The NFL’s Dallas Cowboys retained the top spot for the fifth year in a row, now worth an estimated $5bn, despite not winning a Super Bowl since 1996.
Only three European football teams claimed a place in the top 10, and only seven made the top 50.
Baseball’s New York Yankees are in second place, followed by three NBA teams: the New York Knicks, LA Lakers and Golden State Warriors.
Real Madrid is at number six, the highest-ranking non-US team, valued at $4.24bn, followed by the New England Patriots, Barcelona and the New York Giants. Manchester United round out the top 10, with a valuation of $3.81bn.
The next non-US sports team is Bayern Munich (24), followed by Manchester City (34) and Chelsea (37).
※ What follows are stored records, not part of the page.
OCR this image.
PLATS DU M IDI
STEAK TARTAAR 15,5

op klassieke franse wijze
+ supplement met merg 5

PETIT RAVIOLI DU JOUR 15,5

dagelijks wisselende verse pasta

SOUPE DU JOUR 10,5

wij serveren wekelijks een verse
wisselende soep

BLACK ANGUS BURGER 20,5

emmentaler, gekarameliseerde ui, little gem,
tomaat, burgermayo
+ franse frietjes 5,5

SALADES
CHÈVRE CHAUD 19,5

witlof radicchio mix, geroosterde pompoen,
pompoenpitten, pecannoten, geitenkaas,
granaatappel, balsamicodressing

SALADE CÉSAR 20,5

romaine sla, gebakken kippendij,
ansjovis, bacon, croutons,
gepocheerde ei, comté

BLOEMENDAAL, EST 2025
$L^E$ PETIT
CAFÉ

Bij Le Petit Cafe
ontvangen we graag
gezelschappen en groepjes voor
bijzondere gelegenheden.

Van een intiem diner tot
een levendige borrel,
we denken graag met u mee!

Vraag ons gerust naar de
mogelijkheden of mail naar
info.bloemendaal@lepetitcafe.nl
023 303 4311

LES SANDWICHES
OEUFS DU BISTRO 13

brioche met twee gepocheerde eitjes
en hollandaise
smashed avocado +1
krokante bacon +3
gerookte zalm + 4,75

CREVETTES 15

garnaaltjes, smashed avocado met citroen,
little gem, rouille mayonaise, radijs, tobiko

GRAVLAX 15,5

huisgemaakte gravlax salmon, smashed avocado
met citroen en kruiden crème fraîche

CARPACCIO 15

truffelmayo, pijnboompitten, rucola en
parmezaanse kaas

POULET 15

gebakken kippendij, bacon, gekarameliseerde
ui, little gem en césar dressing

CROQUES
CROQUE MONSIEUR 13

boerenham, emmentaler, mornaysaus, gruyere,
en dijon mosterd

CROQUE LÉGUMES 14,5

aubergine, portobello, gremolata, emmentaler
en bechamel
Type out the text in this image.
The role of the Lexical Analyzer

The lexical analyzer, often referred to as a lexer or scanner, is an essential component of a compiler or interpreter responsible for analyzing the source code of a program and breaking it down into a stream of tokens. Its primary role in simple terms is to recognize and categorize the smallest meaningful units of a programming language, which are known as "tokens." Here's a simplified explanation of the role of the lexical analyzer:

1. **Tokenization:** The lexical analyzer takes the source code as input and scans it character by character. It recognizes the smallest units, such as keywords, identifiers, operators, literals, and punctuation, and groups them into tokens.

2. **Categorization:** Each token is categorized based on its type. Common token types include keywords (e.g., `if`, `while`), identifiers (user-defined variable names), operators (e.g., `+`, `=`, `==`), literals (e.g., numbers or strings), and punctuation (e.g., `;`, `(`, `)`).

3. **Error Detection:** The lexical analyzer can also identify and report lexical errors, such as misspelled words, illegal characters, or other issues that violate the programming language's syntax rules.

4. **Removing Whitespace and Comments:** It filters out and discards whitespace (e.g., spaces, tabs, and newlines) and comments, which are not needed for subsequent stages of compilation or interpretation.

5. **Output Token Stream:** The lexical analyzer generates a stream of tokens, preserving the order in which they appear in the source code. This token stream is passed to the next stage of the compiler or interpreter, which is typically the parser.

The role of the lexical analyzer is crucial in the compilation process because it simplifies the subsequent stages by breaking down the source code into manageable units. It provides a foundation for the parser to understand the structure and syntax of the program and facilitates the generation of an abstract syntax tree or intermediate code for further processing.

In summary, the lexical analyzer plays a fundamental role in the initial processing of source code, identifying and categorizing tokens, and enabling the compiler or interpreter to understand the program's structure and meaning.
Arsenal (47) are the last to appear in the top 50, with Liverpool failing to make the cut.
Two-thirds of UK companies now ‘fully operational’ after lockdown
A survey carried out by the Confederation of British Industry (CBI) has found that two-thirds of businesses say they are “fully operational”, up from half of those polled in June.
A further 21% of companies said that they were partly operational, with some premises still closed.
“With businesses gradually reopening, this month’s data seems to indicate a turning point for the economy,” says CBI economist Alpesh Paleja, before warning that many, especially in consumer-facing sectors, were still in “acute financial distress”.
Businesses said that on average they were operating at 85% of usual capacity due to social distancing, compared with 72% when stricter rulings were in place in June.
Plusnet launches savings campaign with former England goalie
Former Arsenal and England goalkeeper David Seaman is the face of a Plusnet campaign created with Karmarama that aims to help people to save money by adopting a more ‘Yorkshire’ attitude to life.
Launched over the weekend to coincide with Yorkshire Day, the ‘Save it Like Safe Hands’ guide features Seaman giving various tips and tricks on looking after money, based on his experiences growing up in the county.
Chapters include ‘The Savvy Speaker: How to talk your way to a good deal the friendly Yorkshire Way’, ‘Bagging a Bargain’ and ‘Turning Pennies to Pounds’.
Plusnet marketing director Sam Calvert says: “Being from Yorkshire, we’re obsessed with giving our customers the best value – and what better day to celebrate this money-saving attitude than on Yorkshire Day, with one of Yorkshire’s most famous savers.
“We hope people can be inspired by David’s tips and use them to bag a bargain the Yorkshire way.”